Limitations & Future Work

  • R2V and other highly challenging tasks still lag behind commercial systems (Keling-1.6 83.50% vs. VDOT 81.32%). Few-step distillation still has a performance gap in retaining complex semantics.
  • Heavy dependency on the teacher VACE-Wan-14B: The approach boils down to "compressing this specific teacher." Although the GAN loss can partially break through the teacher's cap, the model's overall upper-bound capability is still constrained by the teacher.

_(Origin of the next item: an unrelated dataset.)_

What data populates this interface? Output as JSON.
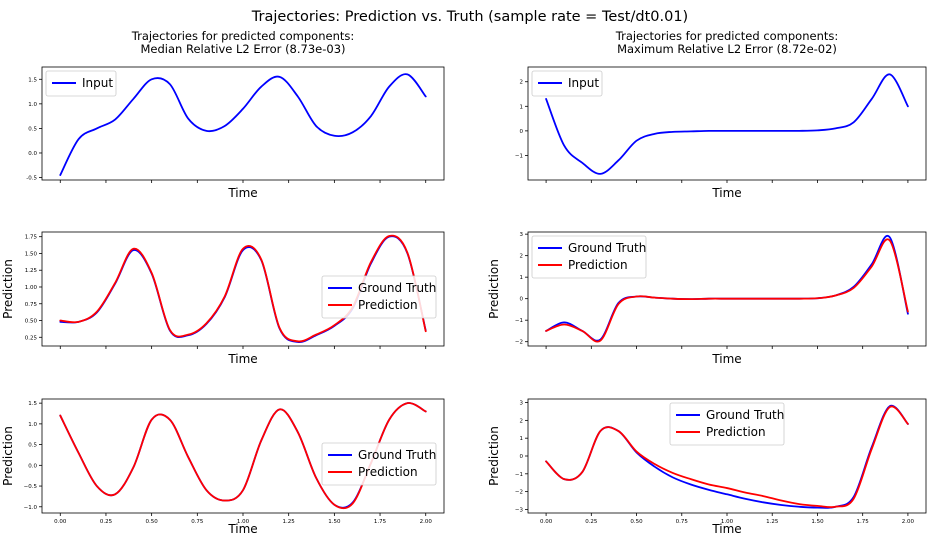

Changing the teacher model requires retraining from scratch.
  • Compound task results are primarily delegated to the appendix: The main text tables focus primarily on single-condition tasks. Thus, the robustness analysis of compound tasks (which constitute the majority among the 10 tasks) is not sufficiently disclosed in the main body.
  • Ablation or sensitivity analysis on key hyperparameters such as \(\lambda\) and \(\epsilon\) (entropic regularization strength) is missing. The impact of different proportions of OTD vs. DMD remains unexplored in the main text.
  • vs. Self-Forcing (DMD Video Distillation): Self-Forcing uses only DMD and denoising loss to distill few-step video generators. VDOT highlights its zero-forcing and collapse issues in few-step regimes, augmenting it with OTD geometric constraints and real video data via GAN. In the ablation study, Self-Forcing (row 2) indeed yields the worst performance.
  • vs. VACE / UNIC (Unified Video Creation): These methods strive for multi-task unification and high fidelity but suffer from bulky architectures and require dozens or hundreds of steps. VDOT does not redesign a unified architecture; instead, it directly distills VACE into a 4-step generator, leveraging its VCU unified representation.
  • vs. ADP (Adversarial Mitigation of Mode-Seeking): ADP relies on adversarial pre-training and collecting offline teacher ODE trajectories to alleviate the mode-seeking behavior of KL divergence, which is highly expensive. VDOT addresses this online using OT geometric constraints, eliminating the need for offline ODE pairs.
  • vs. WGAN / Wasserstein Autoencoder (Classical Applications of OT in Generation): While classical approaches apply OT to the alignment between data and model distributions, VDOT innovatively applies OT to matching the teacher-student score distributions (within the DMD framework), serving a fundamentally different objective.

Rating

  • Novelty: ⭐⭐⭐⭐ It introduces entropic OT to DMD distribution matching for the first time with clear motivation and clean execution. However, it represents an assembly-style innovation (swapping a metric + incorporating a discriminator on a mature paradigm).
  • Experimental Thoroughness: ⭐⭐⭐⭐ Features a large 18-task benchmark with dual objective/subjective testing and complete ablation studies. The comparison of few-step generation against the teacher is convincing. However, R2V lags behind commercial systems, compound tasks are mostly relegated to the appendix, and critical hyperparameter sensitivity analyses are missing.
  • Writing Quality: ⭐⭐⭐⭐ The mathematical derivations for OT/DMD are complete, pseudocode of the algorithm is clear, and the alternating architecture and loss strategy are thoroughly explained.
  • Value: ⭐⭐⭐⭐ Successfully compressing a 14B unified video model down to 4 steps without quality degradation holds high practical utility. The automated data pipeline and UVCBench introduced also offer structural significance to the community.